Deliveroo are offering reduced commission on order fulfilment by your team and a rigorous contactless delivery policy (Press Release, Roo Community) which they offer to customers as an option to select. The platform has created a playbook of digital marketing tools important for building confidence with your online community once you re-open. A part of the strategy is predicated on how you can communicate with guests the safety and hygiene measures you are putting into place (Playbook, Deliveroo).
Kounta Ordering (powered by Bopple) lets customers place orders and make payments online for pick-up or self-fulfilled delivery. The POS system has additional features to help businesses make data driven decisions on how they manage stock and production.
To avoid wastage, reach out to local authorities (food banks, hospitals, religious institutions, shelters) to check if you can supply them with excess foods. (Sydney Food Recovery Resources).
- Restaurants doing Take-Away in Sydney (Broadsheet)
- What Restaurants and Cafes are doing during the COVID-19 crisis (Good Food)
Create a Shop Experience
In April, Food Retail rose nationally by 26%. Converting your space into a store and offering a socially distanced experience is a way to give guests the type of hospitality and food they are accustomed to in-venue while allowing them to recreate those experiences at home.
Some examples of bottle-shop and grocery:
- Bottle Shops and At-Home Cocktails (Licensing FAQ Sheet):
- Sparkke at the Whitmore, Ode Bunker, Prince of York, Arthur, Bloodwood, Tequila Mockingbird, Peppe’s
- At Home Meal Packs:
Curbside pick-up and contactless payment for your patrons is encouraged (Square).
Reduce your menu
The average delivery time from order received to fulfilment is 37 minutes. For delivery, prioritise your dishes that will travel well. In store, more popular items may have a longer shelf life. Your POS can provide useful data on your most popular and profitable menu items (RCA Advice).
If you are reviewing your menu for re-opening, consider these design methods from POS business Kounta and increase sales by removing dollar signs and price trials.
Find the time to connect with other hospitality professionals. Several heads are better than one! Thought leaders in the industry have curated content relating to what the new “business as usual” could be.
Attend a Webinar or Download the Recording
May 11th - Road to Recovery Webinar (Recording, Melbourne Food and Wine), a panel discussion on commercial matters focusing on how to negotiate the best position for your business in recovery.

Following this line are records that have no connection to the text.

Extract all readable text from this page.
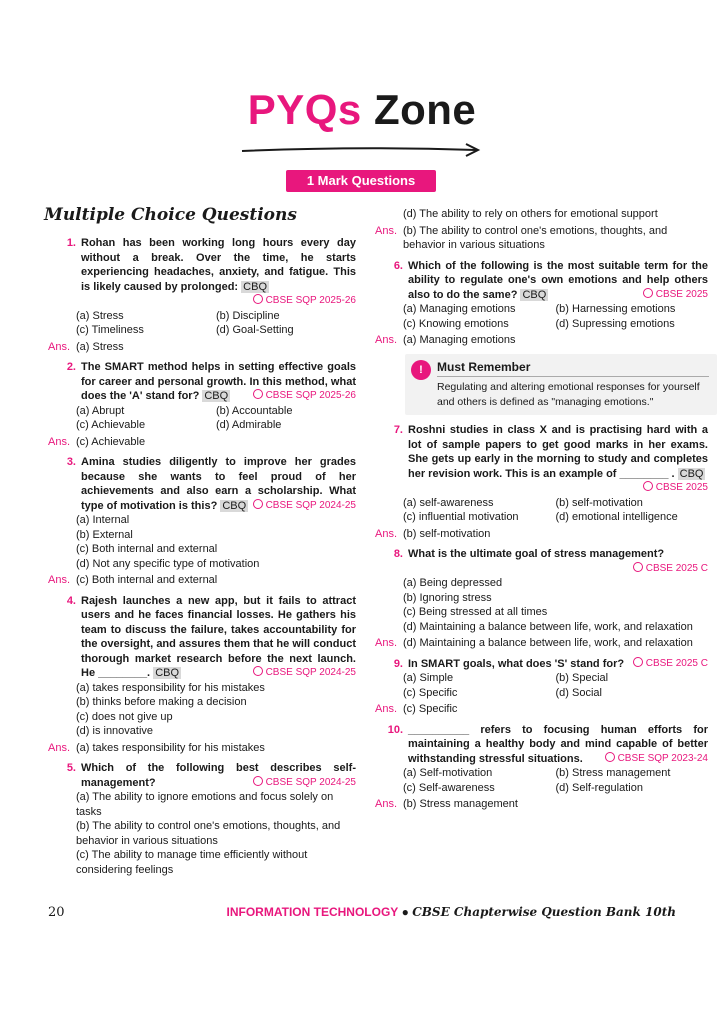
PYQs Zone
1 Mark Questions
Multiple Choice Questions
1. Rohan has been working long hours every day without a break. Over the time, he starts experiencing headaches, anxiety, and fatigue. This is likely caused by prolonged: CBQ
CBSE SQP 2025-26
(a) Stress	(b) Discipline
(c) Timeliness	(d) Goal-Setting
Ans. (a) Stress
2. The SMART method helps in setting effective goals for career and personal growth. In this method, what does the 'A' stand for? CBQ	CBSE SQP 2025-26
(a) Abrupt	(b) Accountable
(c) Achievable	(d) Admirable
Ans. (c) Achievable
3. Amina studies diligently to improve her grades because she wants to feel proud of her achievements and also earn a scholarship. What type of motivation is this? CBQ	CBSE SQP 2024-25
(a) Internal
(b) External
(c) Both internal and external
(d) Not any specific type of motivation
Ans. (c) Both internal and external
4. Rajesh launches a new app, but it fails to attract users and he faces financial losses. He gathers his team to discuss the failure, takes accountability for the oversight, and assures them that he will conduct thorough market research before the next launch. He ________. CBQ	CBSE SQP 2024-25
(a) takes responsibility for his mistakes
(b) thinks before making a decision
(c) does not give up
(d) is innovative
Ans. (a) takes responsibility for his mistakes
5. Which of the following best describes self-management?	CBSE SQP 2024-25
(a) The ability to ignore emotions and focus solely on tasks
(b) The ability to control one's emotions, thoughts, and behavior in various situations
(c) The ability to manage time efficiently without considering feelings
(d) The ability to rely on others for emotional support
Ans. (b) The ability to control one's emotions, thoughts, and behavior in various situations
6. Which of the following is the most suitable term for the ability to regulate one's own emotions and help others also to do the same? CBQ	CBSE 2025
(a) Managing emotions	(b) Harnessing emotions
(c) Knowing emotions	(d) Supressing emotions
Ans. (a) Managing emotions
!	Must Remember
Regulating and altering emotional responses for yourself and others is defined as "managing emotions."
7. Roshni studies in class X and is practising hard with a lot of sample papers to get good marks in her exams. She gets up early in the morning to study and completes her revision work. This is an example of ________ . CBQ
CBSE 2025
(a) self-awareness	(b) self-motivation
(c) influential motivation	(d) emotional intelligence
Ans. (b) self-motivation
8. What is the ultimate goal of stress management?
CBSE 2025 C
(a) Being depressed
(b) Ignoring stress
(c) Being stressed at all times
(d) Maintaining a balance between life, work, and relaxation
Ans. (d) Maintaining a balance between life, work, and relaxation
9. In SMART goals, what does 'S' stand for?	CBSE 2025 C
(a) Simple	(b) Special
(c) Specific	(d) Social
Ans. (c) Specific
10. __________ refers to focusing human efforts for maintaining a healthy body and mind capable of better withstanding stressful situations.	CBSE SQP 2023-24
(a) Self-motivation	(b) Stress management
(c) Self-awareness	(d) Self-regulation
Ans. (b) Stress management
20	INFORMATION TECHNOLOGY ● CBSE Chapterwise Question Bank 10th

May 13th - The Cru in Conversation (Hosted by Cru Media) - Behind the Scenes Restaurant Lockdown, an online webinar series to support and connect the community through shared experiences and learnings in hospitality.
Subscribe to Worksmith, a hospitality focused co-working space that operates as a hub for hospitality professionals to collaborate, innovate and grow. Their site Worksmith Connect has templates and quick guides for navigating commercial matters useful for both yourself and your team.
Subscribe to Deep in the Weeds, a podcast telling the stories of hospitality people dealing with the challenges of COVID-19. The podcast talks commercial matters with influential chefs and restaurateurs, but also offers a broader perspective around mental health in hospitality paired with a pandemic.
Subscribe to Comms Class a source for practical marketing tips and free advice on all things brand, digital and social media in hospitality and tourism.
- Ten Social Media Ideas (even when you've closed your doors)
- Top Tips for Retaining Customers Under Lockdown
Women in Hospitality’s COVID support plan (in partnership with Typsy, an online education platform offering tips and lessons in specialist hospitality skills) are offering free courses through September 2020 (WOHO & Typsy, Support Plan)
Restaurant and Catering Australia have released a COVID-19 Hospitality Best Practice Training Certification for employers and employees to prepare for managing customers while social distancing and cleaning premises and equipment during COVID-19.